China is currently getting Aussie gas at a cheaper rate than hard-working, everyday Australians. And the reason is ridiculous.
Labor has won a majority to rule Australia for three years. Much of his victory was based on promises to help the cost of living for households.
There are two components to this. First, wages must rise faster than in ten years. The Albanian government seems willing to support stronger wage demands in a fantastically tight labor market, so that’s good.
There is one point of good news. The global supply chain shock that drove up so much offshore commodity prices has all but disappeared. Ships, ports and trucks are all now flowing as normal and the prospect is for major price drops.
The US, in particular, has huge inventories of goods, so any consumer slowdown in the coming year will lead to global goods deflation.
But that always happened and the Albanian government really only enjoys a windfall.
Energy is the problem
The biggest problem facing the Albanian government is one of its own. It’s the extraordinary energy price shock hammering on the east coast economy.
Since the war in Ukraine, the global oil and gas prices have skyrocketed. We all feel that at the gas pump. What is perhaps less well known to Aussies is that the Australian gas price has followed suit.
Traditional Australian gas prices are $3 gigajoules (Gj). Currently the price is $35Gj. This is exactly the same price Europe pays Russia for its gas, a price gouge used as a weapon of war.
But Europe does not have its own gas and therefore has no choice. Australia has gas. Loads and loads thereof. Much more than we could ever need. It is popping up for $1Gj across QLD and SA.
But what happens to it then is beyond all hope and reason. Three quarters of it is shipped to China as LNG for $31 Gj, $4 Gj cheaper than sold locally.
This is the crazy world of the East Coast gas export cartel that is deliberately starving the local gas market to drive up prices at home, while also forcing prices on China.
To make matters worse, the gas cartel pays no tax for this, and in the final kick for any person east of WA, it drives up electricity prices because gas-fired power plants determine marginal costs in that market too.
To put it bluntly, every Australian east of the WA border is currently being forced to pay a huge and high energy tax that will drive up the cost of absolutely everything. WA is OK because it has a domestic gas reservation policy so the local price is less than $6Gj!
And we’re doing this as a subsidy to the Chinese economy, while that country in return causes all kinds of economic and geopolitical damage to Australia.
Gigantic CO2 tax
There is a very simple solution to this curious form of cost-of-living self-abuse.

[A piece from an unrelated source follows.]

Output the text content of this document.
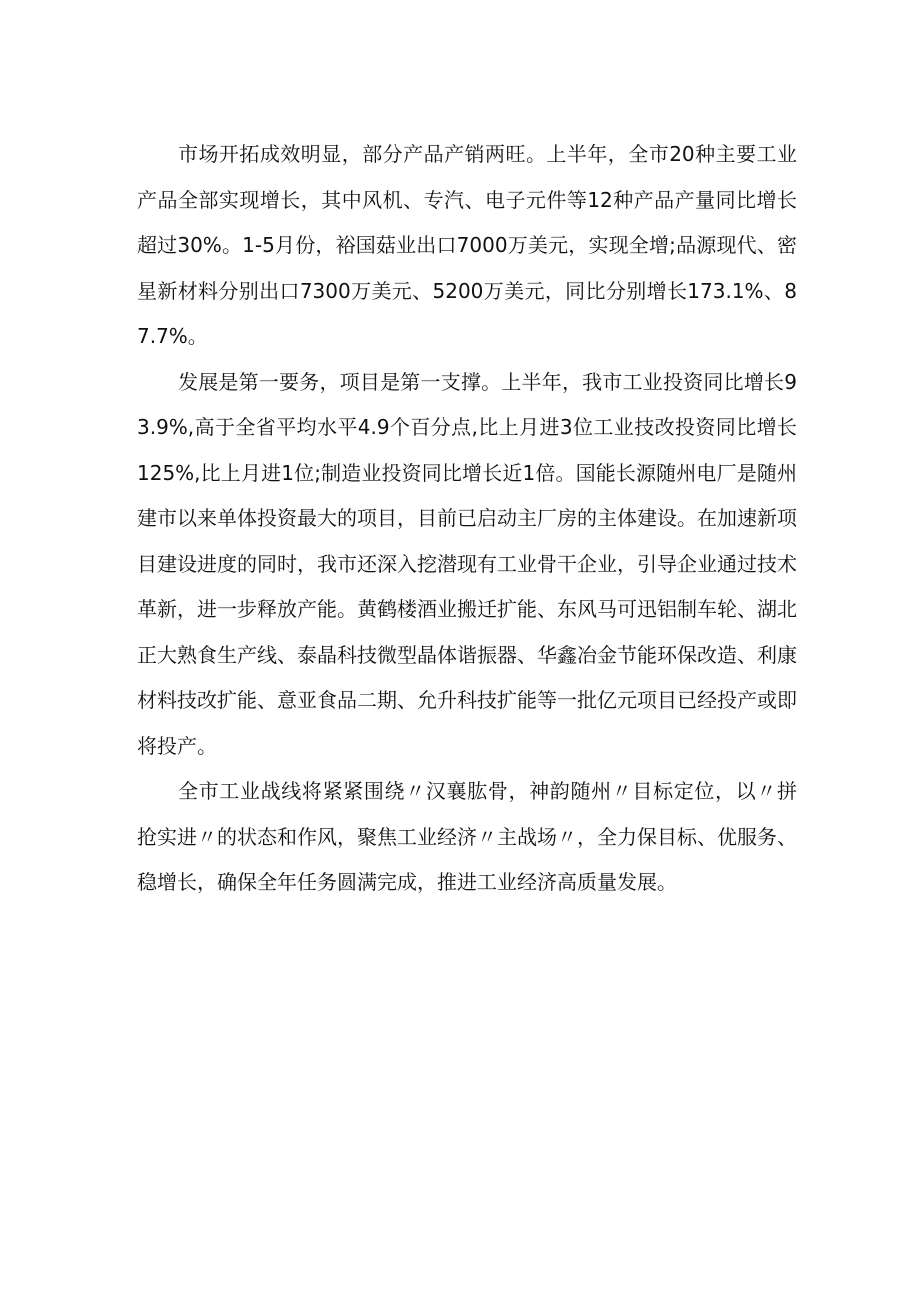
市场开拓成效明显，部分产品产销两旺。上半年，全市20种主要工业产品全部实现增长，其中风机、专汽、电子元件等12种产品产量同比增长超过30%。1-5月份，裕国菇业出口7000万美元，实现全增;品源现代、密星新材料分别出口7300万美元、5200万美元，同比分别增长173.1%、87.7%。

发展是第一要务，项目是第一支撑。上半年，我市工业投资同比增长93.9%,高于全省平均水平4.9个百分点,比上月进3位工业技改投资同比增长125%,比上月进1位;制造业投资同比增长近1倍。国能长源随州电厂是随州建市以来单体投资最大的项目，目前已启动主厂房的主体建设。在加速新项目建设进度的同时，我市还深入挖潜现有工业骨干企业，引导企业通过技术革新，进一步释放产能。黄鹤楼酒业搬迁扩能、东风马可迅铝制车轮、湖北正大熟食生产线、泰晶科技微型晶体谐振器、华鑫冶金节能环保改造、利康材料技改扩能、意亚食品二期、允升科技扩能等一批亿元项目已经投产或即将投产。

全市工业战线将紧紧围绕〃汉襄肱骨，神韵随州〃目标定位，以〃拼抢实进〃的状态和作风，聚焦工业经济〃主战场〃，全力保目标、优服务、稳增长，确保全年任务圆满完成，推进工业经济高质量发展。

It is called the Australian Domestic Gas Reservation Mechanism (ADGSM).
Installed by Malcolm Turnbull when the local gas price hit a measly $20Gj in 2017, it’s a contract with the cartel that forces it to leave more gas here so the local price crashes to acceptable prices around $7Gj.
But with this master agreement already in place, the trigger ready to pull, with the cost of living in full swing and severely exacerbated by the energy inflation shock, new Labor treasurer Jim Chalmers has already stated that “electricity prices are the pointed end to the cost of living crisis,” but says he will instead rely on measures to boost renewables to drive prices down.
This will eventually work. But it will take years as everyone’s energy bills spiral, every producer of goods and services east of WA tries to recoup costs with higher retail prices, and the RBA is forced to make things worse with rate hikes.
In fact, Labor is allowing an energy cartel to impose a massive private carbon tax amid a cost of living crisis, when the renewable energy rollout does happen.
You might ask your local member why the Albanian government allows this mockery of economic mismanagement.
David Llewellyn-Smith is chief strategist at the MB Fund and MB Super. David is the founding publisher and editor of MacroBusiness and was the founding editor and editor of The Global Economy of The Diplomat, the leading portal to geopolitics and economics in Asia. He is the co-author of The Great Crash of 2008 with Ross Garnaut and was the editor of the second Garnaut Climate Change Review. MB Fund is underweight Australian iron ore mines.